Underhill regarda ses doigts. Ils brillaient, verts et pourpres dans la clarté crue du tableau. Il compta. Le pouce pour l’Andromède, perdu avec son équipage et tous ses passagers ; l’index et le majeur pour les vaisseaux de secours 43 et 56, retrouvés avec leurs tableaux grillés et chaque homme, femme ou enfant du bord mort ou dément ; l’annulaire, le petit doigt et le pouce de la seconde main pour les trois premiers navires de guerre détruits par les Rats, perdus tandis que les gens réalisaient qu’il y avait quelque chose, là-bas, dans l’inter-espace, quelque chose de vivant, capricieux et méchant.
Le planoforme était étrange. C’était comme…
Comme rien.
Comme la secousse d’un faible courant électrique.
Comme le premier élancement d’une dent malade.
Comme la douleur légère d’un éclair dans les yeux.
Pourtant, en ce laps de temps, un vaisseau de quarante mille tonnes quittait la Terre, passait de quelque façon dans un univers à deux dimensions, puis réapparaissait à une demi-année-lumière de distance, ou à cinquante.
Et lui, à un moment donné, était installé dans la Salle de Combat, le tableau prêt, avec tout le système solaire si familier qui cliquetait dans sa tête.
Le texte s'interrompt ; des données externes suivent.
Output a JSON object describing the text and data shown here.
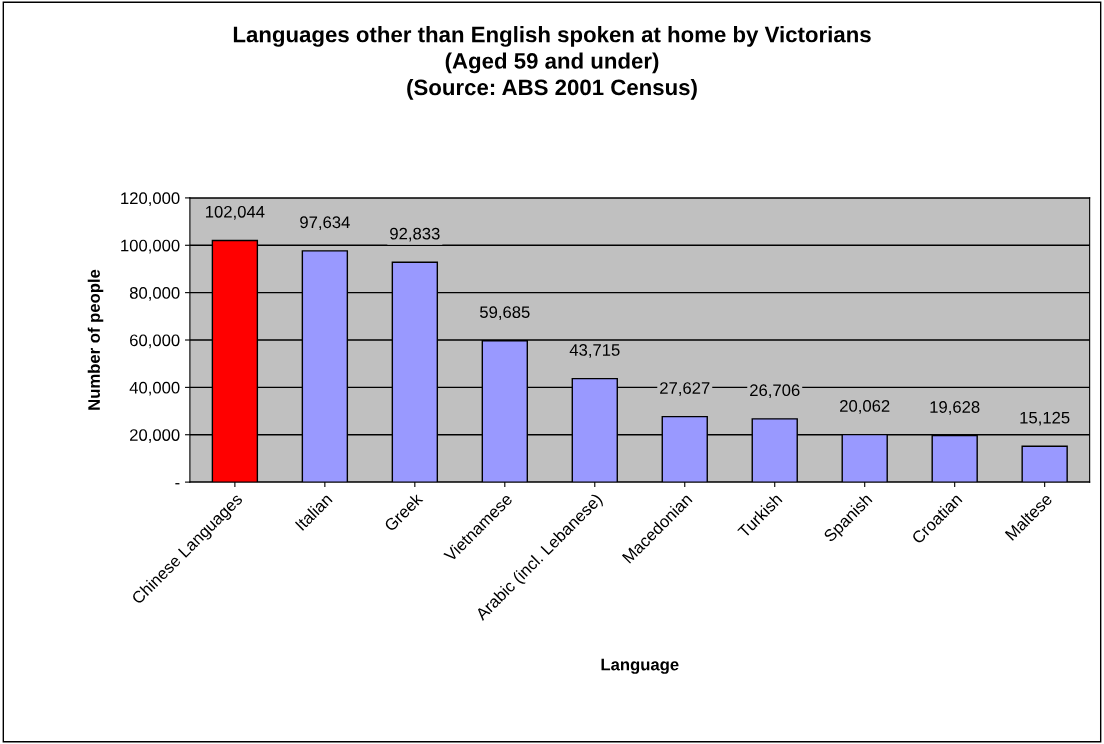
{
  "chart_data": {
    "type": "bar",
    "title": "Languages other than English spoken at home by Victorians\n(Aged 59 and under)\n(Source: ABS 2001 Census)",
    "xlabel": "Language",
    "ylabel": "Number of people",
    "categories": [
      "Chinese Languages",
      "Italian",
      "Greek",
      "Vietnamese",
      "Arabic (incl. Lebanese)",
      "Macedonian",
      "Turkish",
      "Spanish",
      "Croatian",
      "Maltese"
    ],
    "values": [
      102044,
      97634,
      92833,
      59685,
      43715,
      27627,
      26706,
      20062,
      19628,
      15125
    ],
    "value_labels": [
      "102,044",
      "97,634",
      "92,833",
      "59,685",
      "43,715",
      "27,627",
      "26,706",
      "20,062",
      "19,628",
      "15,125"
    ],
    "colors": [
      "#ff0000",
      "#9999ff",
      "#9999ff",
      "#9999ff",
      "#9999ff",
      "#9999ff",
      "#9999ff",
      "#9999ff",
      "#9999ff",
      "#9999ff"
    ],
    "ylim": [
      0,
      120000
    ],
    "yticks": [
      {
        "value": 0,
        "label": "-"
      },
      {
        "value": 20000,
        "label": "20,000"
      },
      {
        "value": 40000,
        "label": "40,000"
      },
      {
        "value": 60000,
        "label": "60,000"
      },
      {
        "value": 80000,
        "label": "80,000"
      },
      {
        "value": 100000,
        "label": "100,000"
      },
      {
        "value": 120000,
        "label": "120,000"
      }
    ],
    "grid": "y",
    "legend": false
  }
}
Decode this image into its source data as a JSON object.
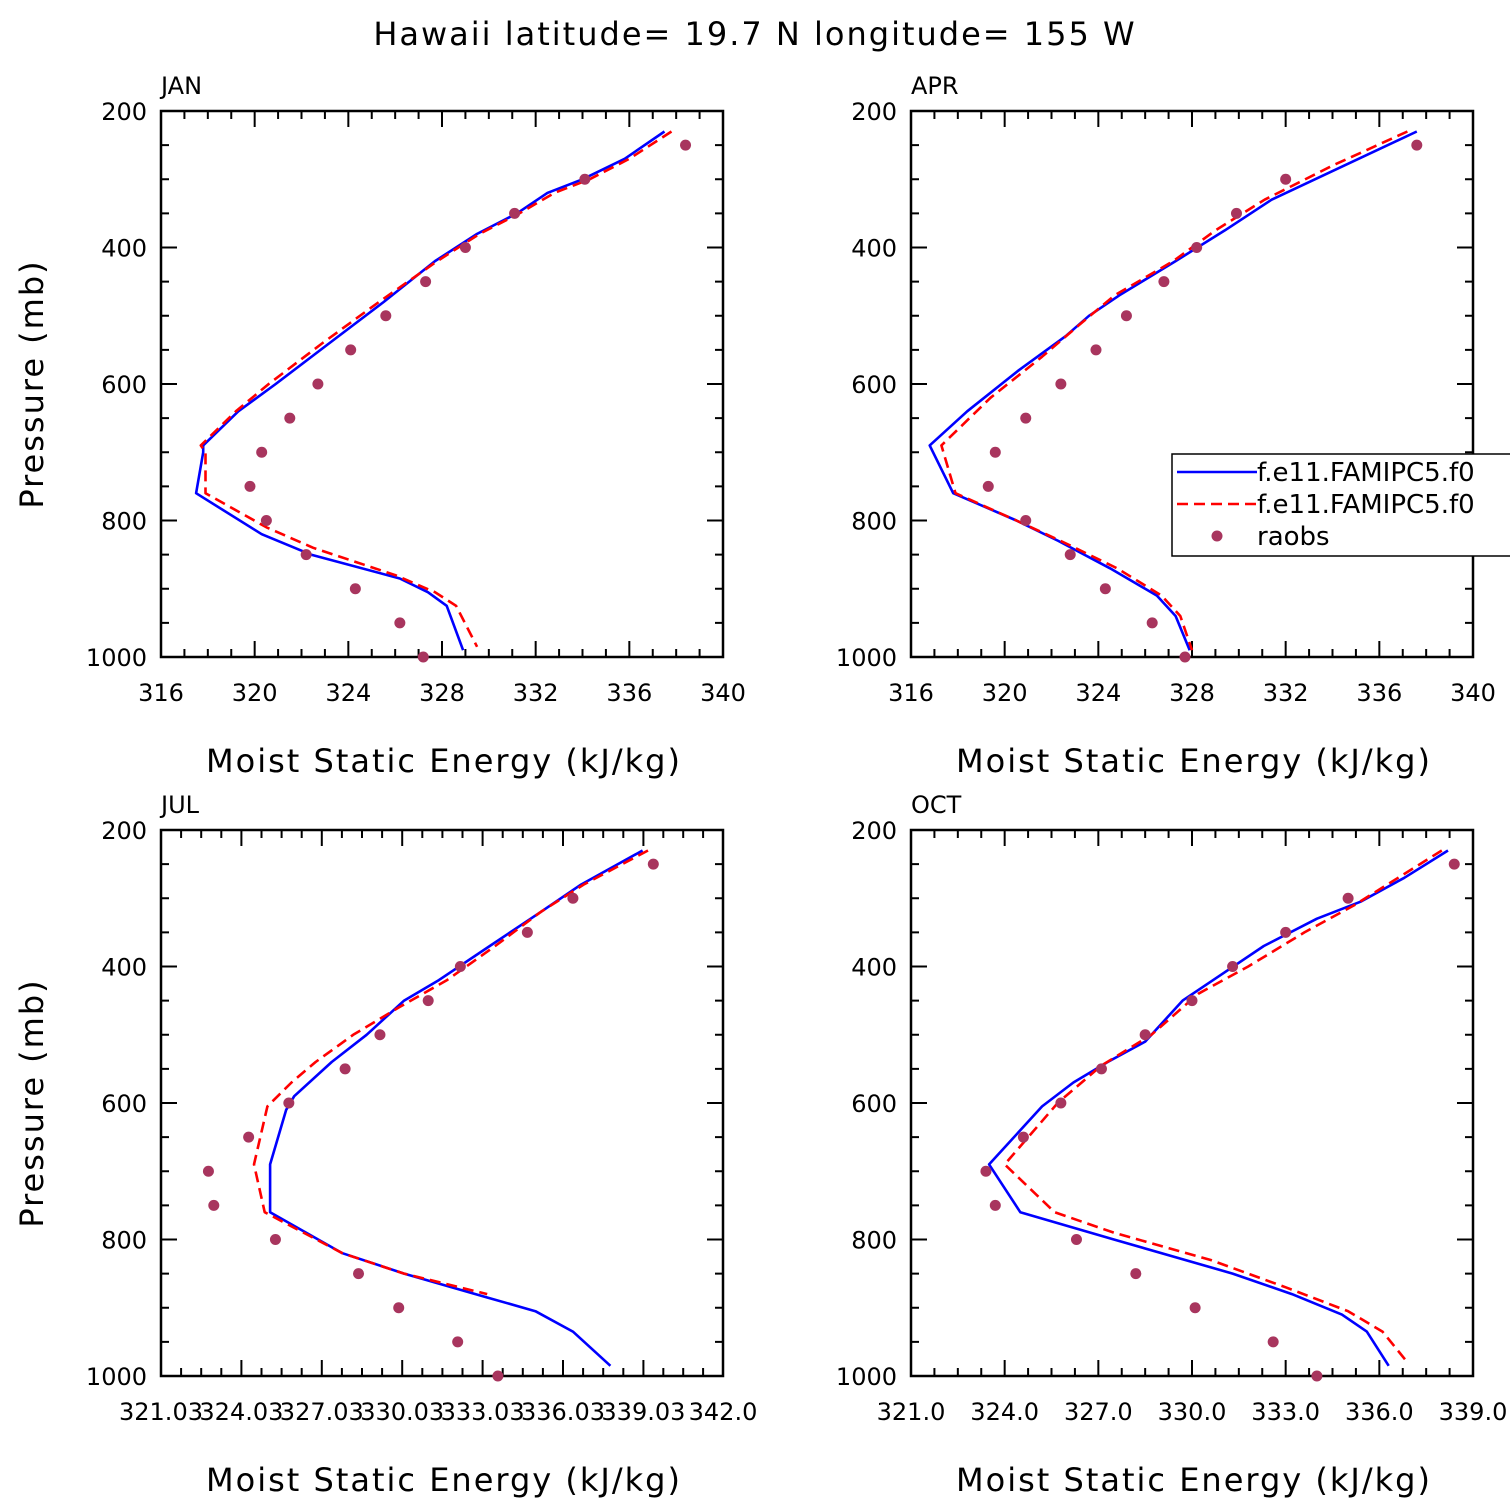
{
  "title": "Hawaii  latitude= 19.7 N longitude= 155 W",
  "colors": {
    "model1": "#0000ff",
    "model2": "#ff0000",
    "raobs": "#a8355e",
    "axis": "#000000"
  },
  "legend": {
    "placement": "right of APR panel",
    "entries": [
      {
        "label": "f.e11.FAMIPC5.f0",
        "style": "solid",
        "color": "#0000ff"
      },
      {
        "label": "f.e11.FAMIPC5.f0",
        "style": "dashed",
        "color": "#ff0000"
      },
      {
        "label": "raobs",
        "style": "dot",
        "color": "#a8355e"
      }
    ]
  },
  "chart_data": [
    {
      "type": "line",
      "panel_title": "JAN",
      "xlabel": "Moist Static Energy (kJ/kg)",
      "ylabel": "Pressure (mb)",
      "xlim": [
        316,
        340
      ],
      "ylim": [
        1000,
        200
      ],
      "xticks": [
        316,
        320,
        324,
        328,
        332,
        336,
        340
      ],
      "xticklabels": [
        "316",
        "320",
        "324",
        "328",
        "332",
        "336",
        "340"
      ],
      "yticks": [
        200,
        400,
        600,
        800,
        1000
      ],
      "yticklabels": [
        "200",
        "400",
        "600",
        "800",
        "1000"
      ],
      "series": [
        {
          "style": "solid",
          "color": "#0000ff",
          "points": [
            [
              337.5,
              230
            ],
            [
              335.8,
              270
            ],
            [
              334.0,
              300
            ],
            [
              332.5,
              320
            ],
            [
              331.2,
              350
            ],
            [
              329.5,
              380
            ],
            [
              327.7,
              420
            ],
            [
              325.5,
              480
            ],
            [
              323.2,
              540
            ],
            [
              320.9,
              600
            ],
            [
              319.3,
              640
            ],
            [
              317.8,
              690
            ],
            [
              317.8,
              700
            ],
            [
              317.5,
              760
            ],
            [
              320.3,
              820
            ],
            [
              322.4,
              850
            ],
            [
              326.2,
              885
            ],
            [
              327.4,
              905
            ],
            [
              328.2,
              925
            ],
            [
              328.9,
              990
            ]
          ]
        },
        {
          "style": "dashed",
          "color": "#ff0000",
          "points": [
            [
              337.8,
              230
            ],
            [
              336.0,
              270
            ],
            [
              334.3,
              300
            ],
            [
              332.8,
              320
            ],
            [
              331.3,
              350
            ],
            [
              329.6,
              380
            ],
            [
              327.8,
              420
            ],
            [
              325.3,
              480
            ],
            [
              322.9,
              540
            ],
            [
              320.6,
              600
            ],
            [
              319.2,
              640
            ],
            [
              317.7,
              690
            ],
            [
              317.9,
              700
            ],
            [
              317.9,
              760
            ],
            [
              320.5,
              810
            ],
            [
              322.5,
              840
            ],
            [
              326.0,
              880
            ],
            [
              327.7,
              905
            ],
            [
              328.6,
              925
            ],
            [
              329.5,
              985
            ]
          ]
        },
        {
          "style": "dot",
          "color": "#a8355e",
          "points": [
            [
              338.4,
              250
            ],
            [
              334.1,
              300
            ],
            [
              331.1,
              350
            ],
            [
              329.0,
              400
            ],
            [
              327.3,
              450
            ],
            [
              325.6,
              500
            ],
            [
              324.1,
              550
            ],
            [
              322.7,
              600
            ],
            [
              321.5,
              650
            ],
            [
              320.3,
              700
            ],
            [
              319.8,
              750
            ],
            [
              320.5,
              800
            ],
            [
              322.2,
              850
            ],
            [
              324.3,
              900
            ],
            [
              326.2,
              950
            ],
            [
              327.2,
              1000
            ]
          ]
        }
      ]
    },
    {
      "type": "line",
      "panel_title": "APR",
      "xlabel": "Moist Static Energy (kJ/kg)",
      "ylabel": "",
      "xlim": [
        316,
        340
      ],
      "ylim": [
        1000,
        200
      ],
      "xticks": [
        316,
        320,
        324,
        328,
        332,
        336,
        340
      ],
      "xticklabels": [
        "316",
        "320",
        "324",
        "328",
        "332",
        "336",
        "340"
      ],
      "yticks": [
        200,
        400,
        600,
        800,
        1000
      ],
      "yticklabels": [
        "200",
        "400",
        "600",
        "800",
        "1000"
      ],
      "series": [
        {
          "style": "solid",
          "color": "#0000ff",
          "points": [
            [
              337.6,
              230
            ],
            [
              334.5,
              280
            ],
            [
              331.4,
              330
            ],
            [
              329.4,
              375
            ],
            [
              327.3,
              420
            ],
            [
              324.9,
              470
            ],
            [
              323.6,
              500
            ],
            [
              322.6,
              530
            ],
            [
              320.6,
              580
            ],
            [
              318.4,
              640
            ],
            [
              316.8,
              690
            ],
            [
              317.8,
              760
            ],
            [
              320.5,
              800
            ],
            [
              322.3,
              830
            ],
            [
              324.5,
              870
            ],
            [
              326.5,
              910
            ],
            [
              327.3,
              940
            ],
            [
              327.9,
              990
            ]
          ]
        },
        {
          "style": "dashed",
          "color": "#ff0000",
          "points": [
            [
              337.2,
              230
            ],
            [
              334.0,
              280
            ],
            [
              331.1,
              330
            ],
            [
              329.0,
              375
            ],
            [
              327.2,
              420
            ],
            [
              324.7,
              470
            ],
            [
              323.3,
              510
            ],
            [
              321.6,
              560
            ],
            [
              319.4,
              620
            ],
            [
              317.3,
              690
            ],
            [
              317.9,
              760
            ],
            [
              320.5,
              800
            ],
            [
              322.4,
              830
            ],
            [
              324.8,
              870
            ],
            [
              326.7,
              910
            ],
            [
              327.5,
              940
            ],
            [
              328.0,
              990
            ]
          ]
        },
        {
          "style": "dot",
          "color": "#a8355e",
          "points": [
            [
              337.6,
              250
            ],
            [
              332.0,
              300
            ],
            [
              329.9,
              350
            ],
            [
              328.2,
              400
            ],
            [
              326.8,
              450
            ],
            [
              325.2,
              500
            ],
            [
              323.9,
              550
            ],
            [
              322.4,
              600
            ],
            [
              320.9,
              650
            ],
            [
              319.6,
              700
            ],
            [
              319.3,
              750
            ],
            [
              320.9,
              800
            ],
            [
              322.8,
              850
            ],
            [
              324.3,
              900
            ],
            [
              326.3,
              950
            ],
            [
              327.7,
              1000
            ]
          ]
        }
      ]
    },
    {
      "type": "line",
      "panel_title": "JUL",
      "xlabel": "Moist Static Energy (kJ/kg)",
      "ylabel": "Pressure (mb)",
      "xlim": [
        321.03,
        342.0
      ],
      "ylim": [
        1000,
        200
      ],
      "xticks": [
        321.03,
        324.03,
        327.03,
        330.03,
        333.03,
        336.03,
        339.03,
        342.0
      ],
      "xticklabels": [
        "321.03",
        "324.03",
        "327.03",
        "330.03",
        "333.03",
        "336.03",
        "339.03",
        "342.0"
      ],
      "yticks": [
        200,
        400,
        600,
        800,
        1000
      ],
      "yticklabels": [
        "200",
        "400",
        "600",
        "800",
        "1000"
      ],
      "series": [
        {
          "style": "solid",
          "color": "#0000ff",
          "points": [
            [
              339.0,
              230
            ],
            [
              336.7,
              280
            ],
            [
              335.2,
              320
            ],
            [
              333.3,
              370
            ],
            [
              331.4,
              420
            ],
            [
              330.1,
              450
            ],
            [
              328.7,
              500
            ],
            [
              327.4,
              540
            ],
            [
              326.0,
              590
            ],
            [
              325.7,
              610
            ],
            [
              325.1,
              690
            ],
            [
              325.1,
              760
            ],
            [
              327.8,
              820
            ],
            [
              330.1,
              850
            ],
            [
              333.2,
              885
            ],
            [
              335.0,
              905
            ],
            [
              336.4,
              935
            ],
            [
              337.8,
              985
            ]
          ]
        },
        {
          "style": "dashed",
          "color": "#ff0000",
          "points": [
            [
              339.2,
              230
            ],
            [
              336.8,
              280
            ],
            [
              335.2,
              320
            ],
            [
              333.5,
              370
            ],
            [
              331.7,
              420
            ],
            [
              329.9,
              460
            ],
            [
              328.2,
              500
            ],
            [
              326.8,
              540
            ],
            [
              325.9,
              570
            ],
            [
              325.0,
              605
            ],
            [
              324.5,
              690
            ],
            [
              324.9,
              760
            ],
            [
              327.8,
              820
            ],
            [
              330.1,
              850
            ],
            [
              333.2,
              880
            ]
          ]
        },
        {
          "style": "dot",
          "color": "#a8355e",
          "points": [
            [
              339.4,
              250
            ],
            [
              336.4,
              300
            ],
            [
              334.7,
              350
            ],
            [
              332.2,
              400
            ],
            [
              331.0,
              450
            ],
            [
              329.2,
              500
            ],
            [
              327.9,
              550
            ],
            [
              325.8,
              600
            ],
            [
              324.3,
              650
            ],
            [
              322.8,
              700
            ],
            [
              323.0,
              750
            ],
            [
              325.3,
              800
            ],
            [
              328.4,
              850
            ],
            [
              329.9,
              900
            ],
            [
              332.1,
              950
            ],
            [
              333.6,
              1000
            ]
          ]
        }
      ]
    },
    {
      "type": "line",
      "panel_title": "OCT",
      "xlabel": "Moist Static Energy (kJ/kg)",
      "ylabel": "",
      "xlim": [
        321.0,
        339.0
      ],
      "ylim": [
        1000,
        200
      ],
      "xticks": [
        321.0,
        324.0,
        327.0,
        330.0,
        333.0,
        336.0,
        339.0
      ],
      "xticklabels": [
        "321.0",
        "324.0",
        "327.0",
        "330.0",
        "333.0",
        "336.0",
        "339.0"
      ],
      "yticks": [
        200,
        400,
        600,
        800,
        1000
      ],
      "yticklabels": [
        "200",
        "400",
        "600",
        "800",
        "1000"
      ],
      "series": [
        {
          "style": "solid",
          "color": "#0000ff",
          "points": [
            [
              338.2,
              230
            ],
            [
              336.8,
              270
            ],
            [
              335.4,
              305
            ],
            [
              334.0,
              330
            ],
            [
              332.3,
              370
            ],
            [
              331.0,
              410
            ],
            [
              329.7,
              450
            ],
            [
              328.5,
              510
            ],
            [
              327.3,
              540
            ],
            [
              326.2,
              570
            ],
            [
              325.2,
              605
            ],
            [
              323.5,
              690
            ],
            [
              324.5,
              760
            ],
            [
              327.5,
              800
            ],
            [
              331.3,
              850
            ],
            [
              333.2,
              880
            ],
            [
              334.8,
              910
            ],
            [
              335.6,
              935
            ],
            [
              336.3,
              985
            ]
          ]
        },
        {
          "style": "dashed",
          "color": "#ff0000",
          "points": [
            [
              338.0,
              230
            ],
            [
              336.6,
              270
            ],
            [
              335.2,
              310
            ],
            [
              333.6,
              350
            ],
            [
              331.8,
              400
            ],
            [
              330.2,
              440
            ],
            [
              328.7,
              500
            ],
            [
              327.1,
              545
            ],
            [
              325.7,
              600
            ],
            [
              324.0,
              690
            ],
            [
              325.6,
              760
            ],
            [
              327.5,
              790
            ],
            [
              330.6,
              830
            ],
            [
              333.0,
              870
            ],
            [
              335.0,
              905
            ],
            [
              336.1,
              935
            ],
            [
              336.9,
              980
            ]
          ]
        },
        {
          "style": "dot",
          "color": "#a8355e",
          "points": [
            [
              338.4,
              250
            ],
            [
              335.0,
              300
            ],
            [
              333.0,
              350
            ],
            [
              331.3,
              400
            ],
            [
              330.0,
              450
            ],
            [
              328.5,
              500
            ],
            [
              327.1,
              550
            ],
            [
              325.8,
              600
            ],
            [
              324.6,
              650
            ],
            [
              323.4,
              700
            ],
            [
              323.7,
              750
            ],
            [
              326.3,
              800
            ],
            [
              328.2,
              850
            ],
            [
              330.1,
              900
            ],
            [
              332.6,
              950
            ],
            [
              334.0,
              1000
            ]
          ]
        }
      ]
    }
  ]
}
Pendant une seconde ou une année (il n’avait jamais pu dire combien cela durait, subjectivement) l’étonnant petit éclair le traversait et il se retrouvait dans le Grand Extérieur. L’espace terrible ouvert entre les étoiles, où les étoiles elles-mêmes étaient comme autant de boutons dans son esprit télépathe et les planètes trop lointaines pour qu’il pût les sentir ou les déceler.